John e Anabel se apaixonaram, acima de tudo, pelos sonhos em comuns que compartilhavam. Se uniram como dois escoceses jovens, sozinhos, sonhadores e perdidos na cidades dos anjos atrás da realização de tudo o que achavam importante. Mas os anos se passaram e aquele quartinho começou a parecer pequeno demais, aquilo sufocava Anabel. Ela começou a beber e a fumar muito, de stresse e ansiedade perante toda aquela situação enquanto John fazia o que podia para se manter de pé. Anabel precisou trabalhar de garçonete em um café enquanto John arranjava bicos pela cidade. Nunca desistindo de testes na TV e no cinema, é claro.

E no meio disso, Anabel engravidou de Johnny.

No começo foi um misto de alegria e preocupação em como sustentaria uma criança se o dinheiro mal dava para eles, porém a ideia foi amadurecendo e Anabel até parou de fumar e beber para ter uma gestação saudável.

Enfim, a história termina com Anabel morrendo no parto e John precisando vir para Nova York com uma criança de quatro meses por causa de uma oferta de emprego numa pequena rede de televisão local.

O mais interessante é que quando chegava no final dessa história, sempre achamos irônico que John tenha conseguido trabalhar em uma televisão, logo depois da esposa morrer. Chegava a ser triste a ironia da vida.

O mais interessante agora - e eu diria também bizarro - é que essa história não está completa e muito menos verdadeira.

Anabel nunca morreu no parto.

O que Johnny descobriu antes de por os pés no avião para ir à Los Angeles era que sua mãe, na verdade, o havia abandonado e o pai escondeu isso porque achou que a dor seria muito menor para quando Johnny pudesse entender o mundo.

Ele nunca imaginou que ela voltaria.

O que muda da primeira história, é que Anabel realmente parou com o cigarro e álcool nos primeiros meses de gestação, mas de uma hora para outra aquilo ficou insuportável para ela e tudo voltou, aparentemente em doses bem maiores. Seu corpo seria destruído por causa "daquela peste", não seria mais jovem e bela, ninguém mais ia a querer na televisão. Perdeu o emprego, porque não ficava sóbria mais e, depois de Johnny nascer com complicações, Anabel desenvolveu depressão pós-parto e quase não nutria sentimentos pelo bebê Johnny. Uma vez até tentou machucá-lo e John nunca mais sentiu segurança em deixar a criança nas mãos dela - o que a deixou ainda pior.
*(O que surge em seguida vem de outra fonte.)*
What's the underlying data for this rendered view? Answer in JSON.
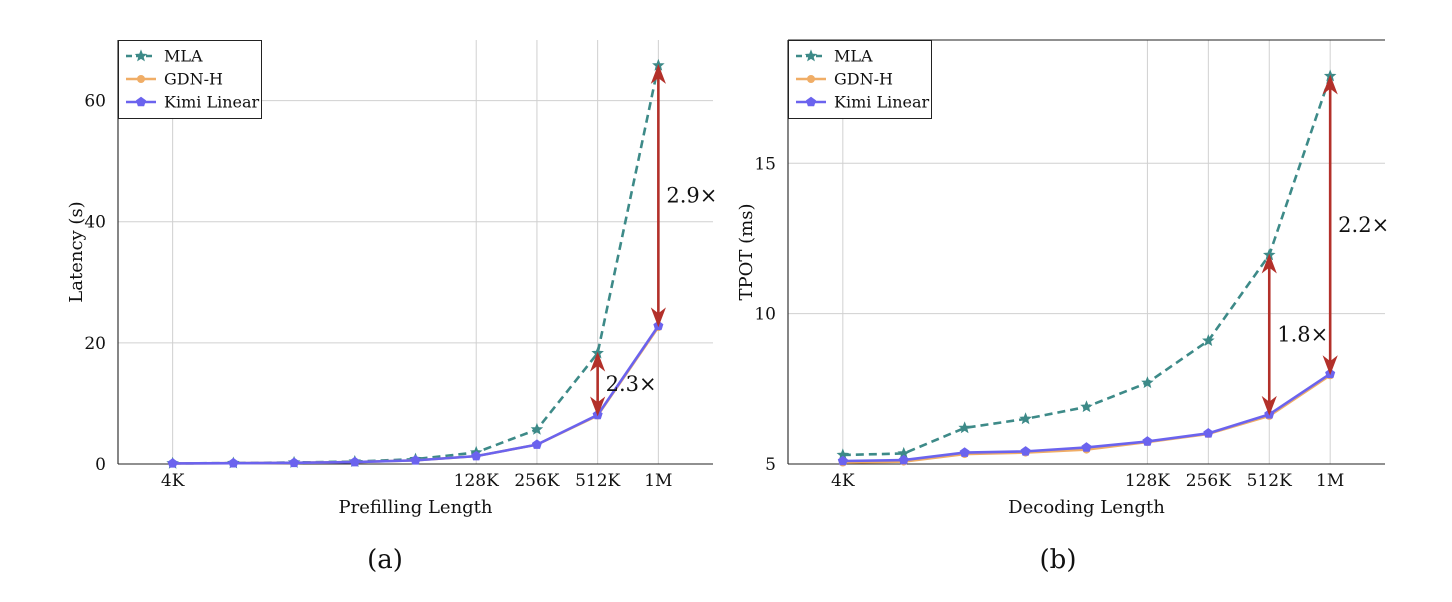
{
  "chart_data": [
    {
      "type": "line",
      "caption": "(a)",
      "xlabel": "Prefilling Length",
      "ylabel": "Latency (s)",
      "x": [
        0,
        1,
        2,
        3,
        4,
        5,
        6,
        7,
        8
      ],
      "xtick_positions": [
        0,
        5,
        6,
        7,
        8
      ],
      "xtick_labels": [
        "4K",
        "128K",
        "256K",
        "512K",
        "1M"
      ],
      "xlim": [
        -0.9,
        8.9
      ],
      "ylim": [
        0,
        70
      ],
      "yticks": [
        0,
        20,
        40,
        60
      ],
      "ytick_labels": [
        "0",
        "20",
        "40",
        "60"
      ],
      "legend_position": "top-left",
      "series": [
        {
          "name": "MLA",
          "style": "dashed",
          "marker": "star",
          "color": "#3d8a88",
          "values": [
            0.1,
            0.15,
            0.25,
            0.4,
            0.8,
            1.9,
            5.7,
            18.3,
            65.8
          ]
        },
        {
          "name": "GDN-H",
          "style": "solid",
          "marker": "circle",
          "color": "#f0ad66",
          "values": [
            0.1,
            0.14,
            0.2,
            0.32,
            0.6,
            1.3,
            3.2,
            8.0,
            22.6
          ]
        },
        {
          "name": "Kimi Linear",
          "style": "solid",
          "marker": "pentagon",
          "color": "#6b63ee",
          "values": [
            0.1,
            0.14,
            0.2,
            0.32,
            0.6,
            1.3,
            3.2,
            8.1,
            22.8
          ]
        }
      ],
      "annotations": [
        {
          "text": "2.9×",
          "x": 8,
          "y_from": 22.8,
          "y_to": 65.8
        },
        {
          "text": "2.3×",
          "x": 7,
          "y_from": 8.1,
          "y_to": 18.3
        }
      ]
    },
    {
      "type": "line",
      "caption": "(b)",
      "xlabel": "Decoding Length",
      "ylabel": "TPOT (ms)",
      "x": [
        0,
        1,
        2,
        3,
        4,
        5,
        6,
        7,
        8
      ],
      "xtick_positions": [
        0,
        5,
        6,
        7,
        8
      ],
      "xtick_labels": [
        "4K",
        "128K",
        "256K",
        "512K",
        "1M"
      ],
      "xlim": [
        -0.9,
        8.9
      ],
      "ylim": [
        5,
        19.1
      ],
      "yticks": [
        5,
        10,
        15
      ],
      "ytick_labels": [
        "5",
        "10",
        "15"
      ],
      "legend_position": "top-left",
      "series": [
        {
          "name": "MLA",
          "style": "dashed",
          "marker": "star",
          "color": "#3d8a88",
          "values": [
            5.3,
            5.35,
            6.2,
            6.5,
            6.9,
            7.7,
            9.1,
            11.95,
            17.9
          ]
        },
        {
          "name": "GDN-H",
          "style": "solid",
          "marker": "circle",
          "color": "#f0ad66",
          "values": [
            5.05,
            5.08,
            5.33,
            5.38,
            5.48,
            5.73,
            6.0,
            6.6,
            7.95
          ]
        },
        {
          "name": "Kimi Linear",
          "style": "solid",
          "marker": "pentagon",
          "color": "#6b63ee",
          "values": [
            5.1,
            5.13,
            5.38,
            5.42,
            5.55,
            5.75,
            6.02,
            6.65,
            8.0
          ]
        }
      ],
      "annotations": [
        {
          "text": "2.2×",
          "x": 8,
          "y_from": 8.0,
          "y_to": 17.9
        },
        {
          "text": "1.8×",
          "x": 7,
          "y_from": 6.65,
          "y_to": 11.95
        }
      ]
    }
  ],
  "colors": {
    "arrow": "#b3302a",
    "grid": "#d0d0d0"
  }
}
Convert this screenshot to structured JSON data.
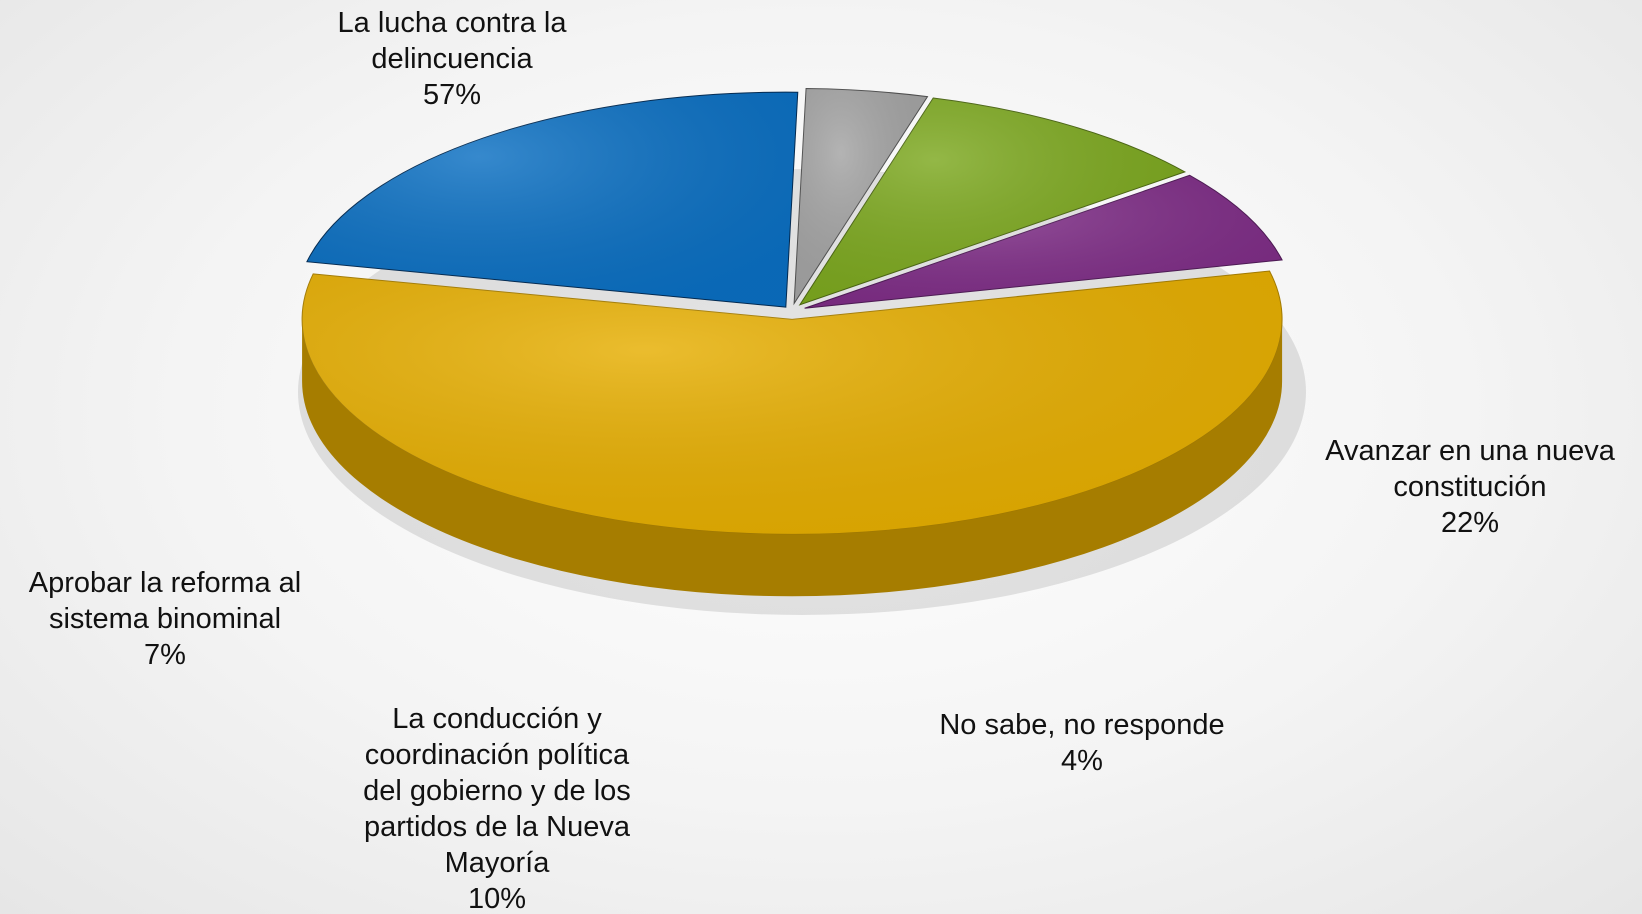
{
  "chart_data": {
    "type": "pie",
    "slices": [
      {
        "key": "delincuencia",
        "label_lines": [
          "La lucha contra la",
          "delincuencia"
        ],
        "percent_label": "57%",
        "value": 57,
        "color": "#E6AE00",
        "side_color": "#A67D00"
      },
      {
        "key": "constitucion",
        "label_lines": [
          "Avanzar en una nueva",
          "constitución"
        ],
        "percent_label": "22%",
        "value": 22,
        "color": "#0A6FC2",
        "side_color": "#022A52"
      },
      {
        "key": "nsnr",
        "label_lines": [
          "No sabe, no responde"
        ],
        "percent_label": "4%",
        "value": 4,
        "color": "#A3A3A3",
        "side_color": "#4F4F4F"
      },
      {
        "key": "conduccion",
        "label_lines": [
          "La conducción y",
          "coordinación política",
          "del gobierno y de los",
          "partidos de la Nueva",
          "Mayoría"
        ],
        "percent_label": "10%",
        "value": 10,
        "color": "#7CA81E",
        "side_color": "#4A6512"
      },
      {
        "key": "binominal",
        "label_lines": [
          "Aprobar la reforma al",
          "sistema binominal"
        ],
        "percent_label": "7%",
        "value": 7,
        "color": "#7E2C86",
        "side_color": "#4E1A55"
      }
    ]
  }
}
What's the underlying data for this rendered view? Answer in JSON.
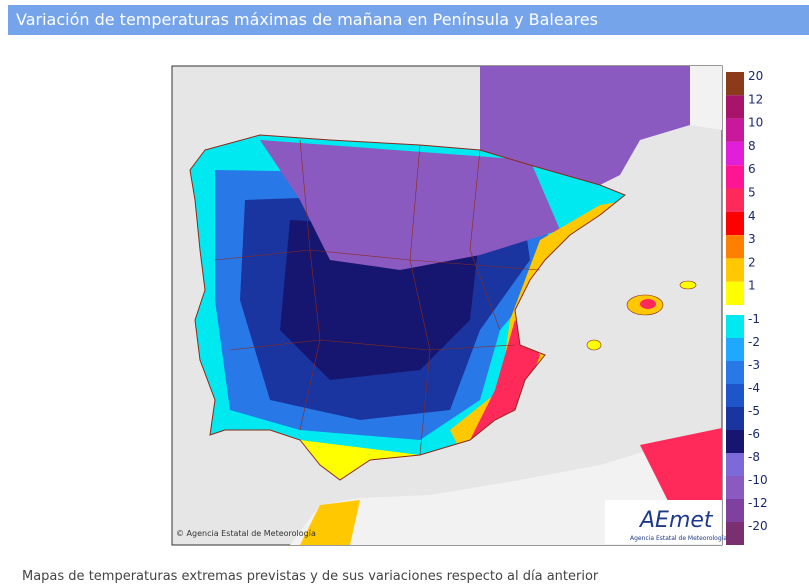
{
  "header": {
    "title": "Variación de temperaturas máximas de mañana en Península y Baleares"
  },
  "map": {
    "copyright": "© Agencia Estatal de Meteorología",
    "logo": {
      "name": "AEmet",
      "subtitle": "Agencia Estatal de Meteorología"
    }
  },
  "legend": {
    "items": [
      {
        "label": "20",
        "color": "#8b3a1a"
      },
      {
        "label": "12",
        "color": "#a8146a"
      },
      {
        "label": "10",
        "color": "#c8189c"
      },
      {
        "label": "8",
        "color": "#e020d8"
      },
      {
        "label": "6",
        "color": "#ff1493"
      },
      {
        "label": "5",
        "color": "#ff2a5a"
      },
      {
        "label": "4",
        "color": "#ff0000"
      },
      {
        "label": "3",
        "color": "#ff8000"
      },
      {
        "label": "2",
        "color": "#ffc800"
      },
      {
        "label": "1",
        "color": "#ffff00"
      },
      {
        "label": "-1",
        "color": "#00e8f0"
      },
      {
        "label": "-2",
        "color": "#20a8ff"
      },
      {
        "label": "-3",
        "color": "#2878e8"
      },
      {
        "label": "-4",
        "color": "#1e55c8"
      },
      {
        "label": "-5",
        "color": "#1a35a0"
      },
      {
        "label": "-6",
        "color": "#161670"
      },
      {
        "label": "-8",
        "color": "#7b6ad8"
      },
      {
        "label": "-10",
        "color": "#8a5ac0"
      },
      {
        "label": "-12",
        "color": "#8040a0"
      },
      {
        "label": "-20",
        "color": "#7a3070"
      }
    ]
  },
  "caption": "Mapas de temperaturas extremas previstas y de sus variaciones respecto al día anterior"
}
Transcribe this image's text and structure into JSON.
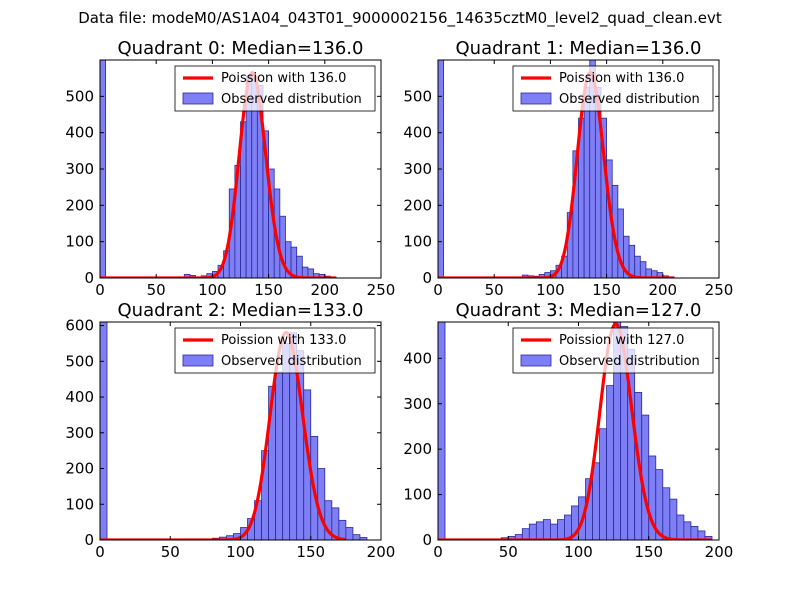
{
  "figure": {
    "suptitle": "Data file: modeM0/AS1A04_043T01_9000002156_14635cztM0_level2_quad_clean.evt"
  },
  "colors": {
    "hist_fill": "#7f7ff5",
    "hist_edge": "#2a2a9a",
    "poisson_line": "#ff0000"
  },
  "chart_data": [
    {
      "type": "bar",
      "title": "Quadrant 0: Median=136.0",
      "xlim": [
        0,
        250
      ],
      "ylim": [
        0,
        600
      ],
      "xticks": [
        0,
        50,
        100,
        150,
        200,
        250
      ],
      "yticks": [
        0,
        100,
        200,
        300,
        400,
        500
      ],
      "bin_width": 5,
      "hist_left_edges": [
        0,
        75,
        80,
        85,
        90,
        95,
        100,
        105,
        110,
        115,
        120,
        125,
        130,
        135,
        140,
        145,
        150,
        155,
        160,
        165,
        170,
        175,
        180,
        185,
        190,
        195,
        200,
        205
      ],
      "hist_counts": [
        600,
        10,
        7,
        3,
        6,
        12,
        18,
        35,
        75,
        245,
        310,
        430,
        555,
        555,
        530,
        405,
        300,
        245,
        170,
        100,
        85,
        60,
        30,
        25,
        12,
        10,
        5,
        3
      ],
      "legend": [
        "Poission with 136.0",
        "Observed distribution"
      ],
      "legend_position": "top-right",
      "poisson_lambda": 136.0,
      "poisson_peak": 565,
      "poisson_x_range": [
        0,
        210
      ]
    },
    {
      "type": "bar",
      "title": "Quadrant 1: Median=136.0",
      "xlim": [
        0,
        250
      ],
      "ylim": [
        0,
        600
      ],
      "xticks": [
        0,
        50,
        100,
        150,
        200,
        250
      ],
      "yticks": [
        0,
        100,
        200,
        300,
        400,
        500
      ],
      "bin_width": 5,
      "hist_left_edges": [
        0,
        75,
        80,
        85,
        90,
        95,
        100,
        105,
        110,
        115,
        120,
        125,
        130,
        135,
        140,
        145,
        150,
        155,
        160,
        165,
        170,
        175,
        180,
        185,
        190,
        195,
        200,
        205
      ],
      "hist_counts": [
        600,
        8,
        6,
        5,
        10,
        15,
        20,
        35,
        60,
        180,
        350,
        440,
        525,
        600,
        525,
        440,
        325,
        255,
        190,
        115,
        90,
        60,
        45,
        25,
        20,
        15,
        6,
        3
      ],
      "legend": [
        "Poission with 136.0",
        "Observed distribution"
      ],
      "legend_position": "top-right",
      "poisson_lambda": 136.0,
      "poisson_peak": 565,
      "poisson_x_range": [
        0,
        210
      ]
    },
    {
      "type": "bar",
      "title": "Quadrant 2: Median=133.0",
      "xlim": [
        0,
        200
      ],
      "ylim": [
        0,
        610
      ],
      "xticks": [
        0,
        50,
        100,
        150,
        200
      ],
      "yticks": [
        0,
        100,
        200,
        300,
        400,
        500,
        600
      ],
      "bin_width": 5,
      "hist_left_edges": [
        0,
        80,
        85,
        90,
        95,
        100,
        105,
        110,
        115,
        120,
        125,
        130,
        135,
        140,
        145,
        150,
        155,
        160,
        165,
        170,
        175,
        180,
        185
      ],
      "hist_counts": [
        610,
        5,
        8,
        12,
        18,
        35,
        60,
        110,
        250,
        430,
        470,
        550,
        580,
        530,
        420,
        290,
        200,
        110,
        90,
        55,
        35,
        15,
        7
      ],
      "legend": [
        "Poission with 133.0",
        "Observed distribution"
      ],
      "legend_position": "top-right",
      "poisson_lambda": 133.0,
      "poisson_peak": 580,
      "poisson_x_range": [
        0,
        175
      ]
    },
    {
      "type": "bar",
      "title": "Quadrant 3: Median=127.0",
      "xlim": [
        0,
        200
      ],
      "ylim": [
        0,
        480
      ],
      "xticks": [
        0,
        50,
        100,
        150,
        200
      ],
      "yticks": [
        0,
        100,
        200,
        300,
        400
      ],
      "bin_width": 5,
      "hist_left_edges": [
        0,
        45,
        50,
        55,
        60,
        65,
        70,
        75,
        80,
        85,
        90,
        95,
        100,
        105,
        110,
        115,
        120,
        125,
        130,
        135,
        140,
        145,
        150,
        155,
        160,
        165,
        170,
        175,
        180,
        185,
        190
      ],
      "hist_counts": [
        480,
        5,
        8,
        12,
        25,
        35,
        40,
        45,
        35,
        45,
        55,
        75,
        95,
        135,
        170,
        245,
        340,
        480,
        470,
        420,
        325,
        275,
        185,
        155,
        115,
        90,
        55,
        40,
        30,
        20,
        8
      ],
      "legend": [
        "Poission with 127.0",
        "Observed distribution"
      ],
      "legend_position": "top-right",
      "poisson_lambda": 127.0,
      "poisson_peak": 475,
      "poisson_x_range": [
        0,
        195
      ]
    }
  ]
}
"E então ela foi embora" Johnny me contou no meio de mais soluços e lágrimas "um dia meu pai voltou do trabalho e ela não estava lá. Eu só tinha dois meses! Ela me odiava! Me deixou sozinho por sabe-se lá quantas horas e foi embora, Liz!" e não importava quantas vezes eu tentava dizer que ela só estava doente e que aquilo era normal e tratável, ele sempre repetia: "mas ela não gostava de mim antes! Nunca gostou! A carreira que nunca existiu e a imagem... sempre foram mais importante do que eu!"